Ransomware attackers have increasingly turned to malicious encryption within the healthcare sector, with a recent report from security firm Sophos indicating that 75% of ransomware attacks on healthcare organizations successfully encrypted data. This marks a worrying trend, as attackers have become more skilled and innovative in their approaches, reducing the ability of healthcare entities to thwart such attacks.
While in 2022, 34% of healthcare organizations managed to disrupt a ransomware attack before their data was encrypted, that number dropped to just 24% this year. The study, based on a survey of 3,000 IT and cybersecurity organizations across 233 healthcare entities, highlights the continuing threat ransomware poses to the healthcare sector.
The healthcare industry’s low levels of cybersecurity spending, particularly in rural or underserved communities, has made it a prime target for cyberattacks. This is exacerbated by the fact that many medical organizations prefer to pay ransoms rather than risk losing access to patient data, despite the potential consequences for patient care.

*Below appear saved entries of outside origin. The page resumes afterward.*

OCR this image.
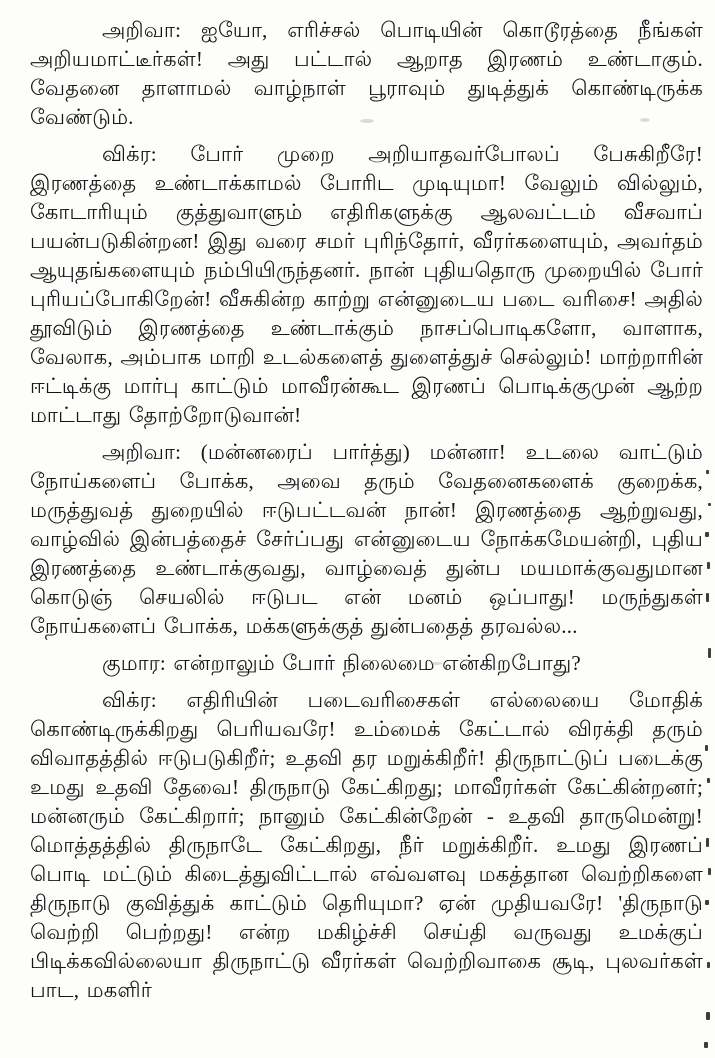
அறிவா: ஐயோ, எரிச்சல் பொடியின் கொடூரத்தை நீங்கள் அறியமாட்டீர்கள்! அது பட்டால் ஆறாத இரணம் உண்டாகும். வேதனை தாளாமல் வாழ்நாள் பூராவும் துடித்துக் கொண்டிருக்க வேண்டும்.

விக்ர: போர் முறை அறியாதவர்போலப் பேசுகிறீரே! இரணத்தை உண்டாக்காமல் போரிட முடியுமா! வேலும் வில்லும், கோடாரியும் குத்துவாளும் எதிரிகளுக்கு ஆலவட்டம் வீசவாப் பயன்படுகின்றன! இது வரை சமர் புரிந்தோர், வீரர்களையும், அவர்தம் ஆயுதங்களையும் நம்பியிருந்தனர். நான் புதியதொரு முறையில் போர் புரியப்போகிறேன்! வீசுகின்ற காற்று என்னுடைய படை வரிசை! அதில் தூவிடும் இரணத்தை உண்டாக்கும் நாசப்பொடிகளோ, வாளாக, வேலாக, அம்பாக மாறி உடல்களைத் துளைத்துச் செல்லும்! மாற்றாரின் ஈட்டிக்கு மார்பு காட்டும் மாவீரன்கூட இரணப் பொடிக்குமுன் ஆற்ற மாட்டாது தோற்றோடுவான்!

அறிவா: (மன்னரைப் பார்த்து) மன்னா! உடலை வாட்டும் நோய்களைப் போக்க, அவை தரும் வேதனைகளைக் குறைக்க, மருத்துவத் துறையில் ஈடுபட்டவன் நான்! இரணத்தை ஆற்றுவது, வாழ்வில் இன்பத்தைச் சேர்ப்பது என்னுடைய நோக்கமேயன்றி, புதிய இரணத்தை உண்டாக்குவது, வாழ்வைத் துன்ப மயமாக்குவதுமான கொடுஞ் செயலில் ஈடுபட என் மனம் ஒப்பாது! மருந்துகள் நோய்களைப் போக்க, மக்களுக்குத் துன்பதைத் தரவல்ல...

குமார: என்றாலும் போர் நிலைமை என்கிறபோது?

விக்ர: எதிரியின் படைவரிசைகள் எல்லையை மோதிக் கொண்டிருக்கிறது பெரியவரே! உம்மைக் கேட்டால் விரக்தி தரும் விவாதத்தில் ஈடுபடுகிறீர்; உதவி தர மறுக்கிறீர்! திருநாட்டுப் படைக்கு உமது உதவி தேவை! திருநாடு கேட்கிறது; மாவீரர்கள் கேட்கின்றனர்; மன்னரும் கேட்கிறார்; நானும் கேட்கின்றேன் - உதவி தாருமென்று! மொத்தத்தில் திருநாடே கேட்கிறது, நீர் மறுக்கிறீர். உமது இரணப் பொடி மட்டும் கிடைத்துவிட்டால் எவ்வளவு மகத்தான வெற்றிகளை திருநாடு குவித்துக் காட்டும் தெரியுமா? ஏன் முதியவரே! 'திருநாடு வெற்றி பெற்றது! என்ற மகிழ்ச்சி செய்தி வருவது உமக்குப் பிடிக்கவில்லையா திருநாட்டு வீரர்கள் வெற்றிவாகை சூடி, புலவர்கள் பாட, மகளிர்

Ransomware attacks can disrupt clinical settings and negatively impact patient outcomes, as highlighted in a September 2021 alert by the Cybersecurity and Infrastructure Security Agency. However, there is some positive news as the rate of successful ransomware attacks on healthcare organizations has slightly decreased this year, even though the average ransom payout remains significant, with a median of $2.5 million.
The report also indicates that 90% of ransomware attacks on healthcare entities occur after regular business hours, as attackers aim to maximize their chances of success. The primary methods ransomware-wielding hackers use to breach healthcare networks are through compromised credentials, followed by vulnerability exploits.
The evolving sophistication of ransomware attacks and the speed with which cybercriminals attempt to penetrate corporate networks and deploy crypto-locking malware create significant challenges for the healthcare sector.
Despite these challenges, there has been a slight reduction in both the number of healthcare organizations impacted by ransomware and the number of those choosing to pay ransoms compared to the previous year.